Changes in neutralizing activity and SARS-CoV-2-S1-binding antibody levels. (A) Neutralizing activity of each IgG fraction and the amount of SARS-CoV-2-binding antibody in serum/plasma obtained from multiple time points in the 43 patients were determined. The neutralizing activity of each IgG fraction was normalized and presented as a neutralizing unit, as described in the legend to Fig. 2. The definition of Patterns [Pattern 1, in which no neutralizing activity was observed during observation periods; Pattern 2, in which the neutralizing activity was maintained during observation periods, or cases with two time-point data only (shown with dashed line); Pattern 3, in which neutralizing activity was lost after the peak of the activity by < 40% during observation periods]. For the neutralizing activity in Pattern 3 (upper right panel), the average time period from the disease onset to reach the peak of activity was 36 days, and the average time period it took for the same individual to lose the activity by 50% or more from the peak was 24 days.

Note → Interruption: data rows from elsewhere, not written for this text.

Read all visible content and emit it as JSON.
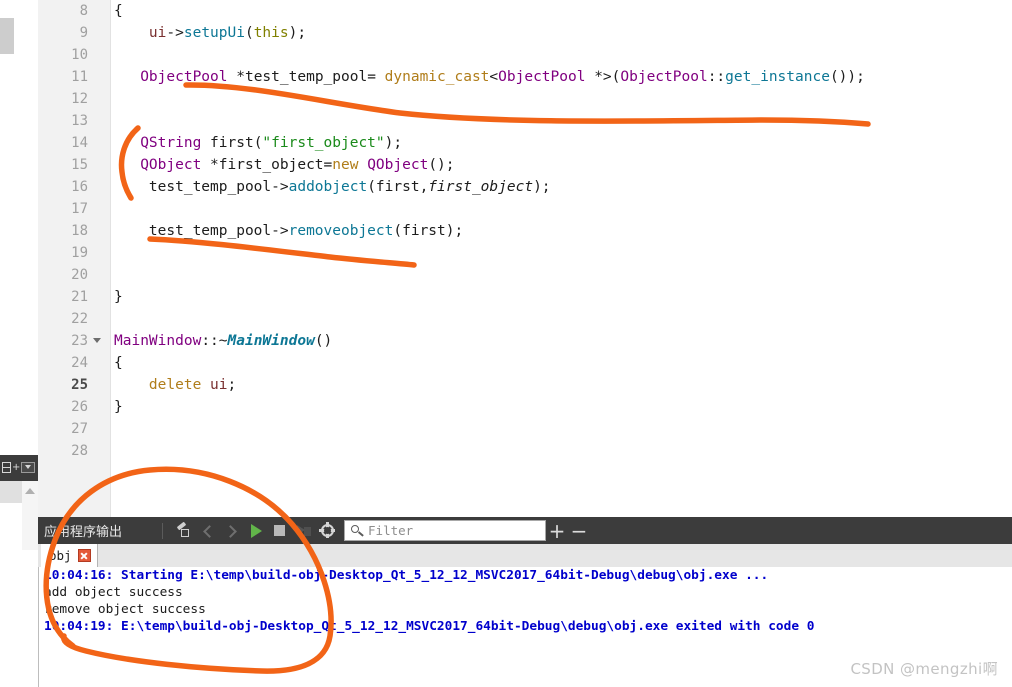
{
  "editor": {
    "lines": [
      {
        "no": "8",
        "current": false,
        "fold": false,
        "tokens": [
          {
            "t": "{",
            "c": "plain",
            "indent": 0
          }
        ]
      },
      {
        "no": "9",
        "current": false,
        "fold": false,
        "tokens": [
          {
            "t": "    ui",
            "c": "var"
          },
          {
            "t": "->",
            "c": "op"
          },
          {
            "t": "setupUi",
            "c": "fn"
          },
          {
            "t": "(",
            "c": "op"
          },
          {
            "t": "this",
            "c": "kw2"
          },
          {
            "t": ");",
            "c": "op"
          }
        ]
      },
      {
        "no": "10",
        "current": false,
        "fold": false,
        "tokens": []
      },
      {
        "no": "11",
        "current": false,
        "fold": false,
        "tokens": [
          {
            "t": "   ",
            "c": "plain"
          },
          {
            "t": "ObjectPool",
            "c": "type"
          },
          {
            "t": " *test_temp_pool= ",
            "c": "plain"
          },
          {
            "t": "dynamic_cast",
            "c": "kw"
          },
          {
            "t": "<",
            "c": "plain"
          },
          {
            "t": "ObjectPool",
            "c": "type"
          },
          {
            "t": " *>(",
            "c": "plain"
          },
          {
            "t": "ObjectPool",
            "c": "type"
          },
          {
            "t": "::",
            "c": "plain"
          },
          {
            "t": "get_instance",
            "c": "fn"
          },
          {
            "t": "());",
            "c": "plain"
          }
        ]
      },
      {
        "no": "12",
        "current": false,
        "fold": false,
        "tokens": []
      },
      {
        "no": "13",
        "current": false,
        "fold": false,
        "tokens": []
      },
      {
        "no": "14",
        "current": false,
        "fold": false,
        "tokens": [
          {
            "t": "   ",
            "c": "plain"
          },
          {
            "t": "QString",
            "c": "type"
          },
          {
            "t": " first(",
            "c": "plain"
          },
          {
            "t": "\"first_object\"",
            "c": "str"
          },
          {
            "t": ");",
            "c": "plain"
          }
        ]
      },
      {
        "no": "15",
        "current": false,
        "fold": false,
        "tokens": [
          {
            "t": "   ",
            "c": "plain"
          },
          {
            "t": "QObject",
            "c": "type"
          },
          {
            "t": " *first_object=",
            "c": "plain"
          },
          {
            "t": "new",
            "c": "kw"
          },
          {
            "t": " ",
            "c": "plain"
          },
          {
            "t": "QObject",
            "c": "type"
          },
          {
            "t": "();",
            "c": "plain"
          }
        ]
      },
      {
        "no": "16",
        "current": false,
        "fold": false,
        "tokens": [
          {
            "t": "    test_temp_pool",
            "c": "plain"
          },
          {
            "t": "->",
            "c": "plain"
          },
          {
            "t": "addobject",
            "c": "fn"
          },
          {
            "t": "(first,",
            "c": "plain"
          },
          {
            "t": "first_object",
            "c": "it"
          },
          {
            "t": ");",
            "c": "plain"
          }
        ]
      },
      {
        "no": "17",
        "current": false,
        "fold": false,
        "tokens": []
      },
      {
        "no": "18",
        "current": false,
        "fold": false,
        "tokens": [
          {
            "t": "    test_temp_pool",
            "c": "plain"
          },
          {
            "t": "->",
            "c": "plain"
          },
          {
            "t": "removeobject",
            "c": "fn"
          },
          {
            "t": "(first);",
            "c": "plain"
          }
        ]
      },
      {
        "no": "19",
        "current": false,
        "fold": false,
        "tokens": []
      },
      {
        "no": "20",
        "current": false,
        "fold": false,
        "tokens": []
      },
      {
        "no": "21",
        "current": false,
        "fold": false,
        "tokens": [
          {
            "t": "}",
            "c": "plain"
          }
        ]
      },
      {
        "no": "22",
        "current": false,
        "fold": false,
        "tokens": []
      },
      {
        "no": "23",
        "current": false,
        "fold": true,
        "tokens": [
          {
            "t": "MainWindow",
            "c": "type"
          },
          {
            "t": "::~",
            "c": "plain"
          },
          {
            "t": "MainWindow",
            "c": "fn-it"
          },
          {
            "t": "()",
            "c": "plain"
          }
        ]
      },
      {
        "no": "24",
        "current": false,
        "fold": false,
        "tokens": [
          {
            "t": "{",
            "c": "plain"
          }
        ]
      },
      {
        "no": "25",
        "current": true,
        "fold": false,
        "tokens": [
          {
            "t": "    ",
            "c": "plain"
          },
          {
            "t": "delete",
            "c": "kw"
          },
          {
            "t": " ",
            "c": "plain"
          },
          {
            "t": "ui",
            "c": "var"
          },
          {
            "t": ";",
            "c": "plain"
          }
        ]
      },
      {
        "no": "26",
        "current": false,
        "fold": false,
        "tokens": [
          {
            "t": "}",
            "c": "plain"
          }
        ]
      },
      {
        "no": "27",
        "current": false,
        "fold": false,
        "tokens": []
      },
      {
        "no": "28",
        "current": false,
        "fold": false,
        "tokens": []
      }
    ]
  },
  "output_pane": {
    "title": "应用程序输出",
    "toolbar": {
      "clean_label": "clean-pane",
      "prev_label": "previous-item",
      "next_label": "next-item",
      "run_label": "run",
      "stop_label": "stop",
      "rerun_label": "re-run",
      "settings_label": "settings",
      "zoom_in_label": "+",
      "zoom_out_label": "−"
    },
    "filter": {
      "placeholder": "Filter",
      "value": ""
    },
    "tabs": [
      {
        "label": "obj",
        "closable": true,
        "active": true
      }
    ],
    "lines": [
      {
        "text": "10:04:16: Starting E:\\temp\\build-obj-Desktop_Qt_5_12_12_MSVC2017_64bit-Debug\\debug\\obj.exe ...",
        "kind": "sys"
      },
      {
        "text": "add object success",
        "kind": "plain"
      },
      {
        "text": "remove object success",
        "kind": "plain"
      },
      {
        "text": "10:04:19: E:\\temp\\build-obj-Desktop_Qt_5_12_12_MSVC2017_64bit-Debug\\debug\\obj.exe exited with code 0",
        "kind": "sys"
      }
    ]
  },
  "left_toolbar": {
    "split_label": "split-editor",
    "menu_label": "editor-menu"
  },
  "watermark": {
    "text": "CSDN @mengzhi啊"
  },
  "annotations": {
    "color": "#F26417",
    "marks": [
      {
        "name": "underline-objectpool-line"
      },
      {
        "name": "brace-block-marker"
      },
      {
        "name": "underline-removeobject-line"
      },
      {
        "name": "circle-output-region"
      }
    ]
  },
  "colors": {
    "accent_orange": "#F26417",
    "header_dark": "#3C3C3C",
    "gutter_gray": "#F2F2F2",
    "sys_blue": "#0000CC",
    "run_green": "#62B54A",
    "close_red": "#E45A3A"
  }
}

The dashed line in the three upper panels denotes the detection limit value (1 neutralization unit). (B) Changes in SARS-CoV-2-S1-binding antibody amounts in patients in each Pattern group. For the definition of severities of patients, see the footnote to Table 1.

Figure 4

Comparison of neutralizing activity of IgG fractions with SARS-CoV-2-S1-binding IgG levels and changes in neutralizing activity. (A) The neutralizing activity of each IgG fraction was normalized and shown as a neutralizing unit. The broken line denotes the detection limit (1 neutralization unit). Regarding convalescence time points, 1 to 4, see “days of sample collections” in Table S1. (B) The amounts of SARS-CoV-2-S1-binding IgG were measured using ELISA and shown by the ratios between the extinction of the sample and the calibrator. See Materials and Method section for more details. (C) Loss of neutralizing activity of IgG fraction from Case 6 at Convalescence time point 2 (60 days from the onset). Note that the potent neutralization activity of IgG fraction from Case 6 observed at Convalescent time point 1 (29 days from the onset) was lost by Convalescent time point 2. (D) Immunocytochemistry of VeroE6^TMPRSS2 cells exposed to SARS-CoV-2^05-2N and cultured in the presence of IgG fraction from Case 6. Note that while the cells were virtually completely protected by IgG fraction (20 µg/ml) at Convalescence time point 1, such activity was significantly reduced and virtually all the cells were infected and stained in green. Cellular actin filaments, SARS-CoV-2^05-2N antigens, and cell nuclei stained in red, green, and blue, respectively. Graphs were generated using GraphPad Prism software version 8.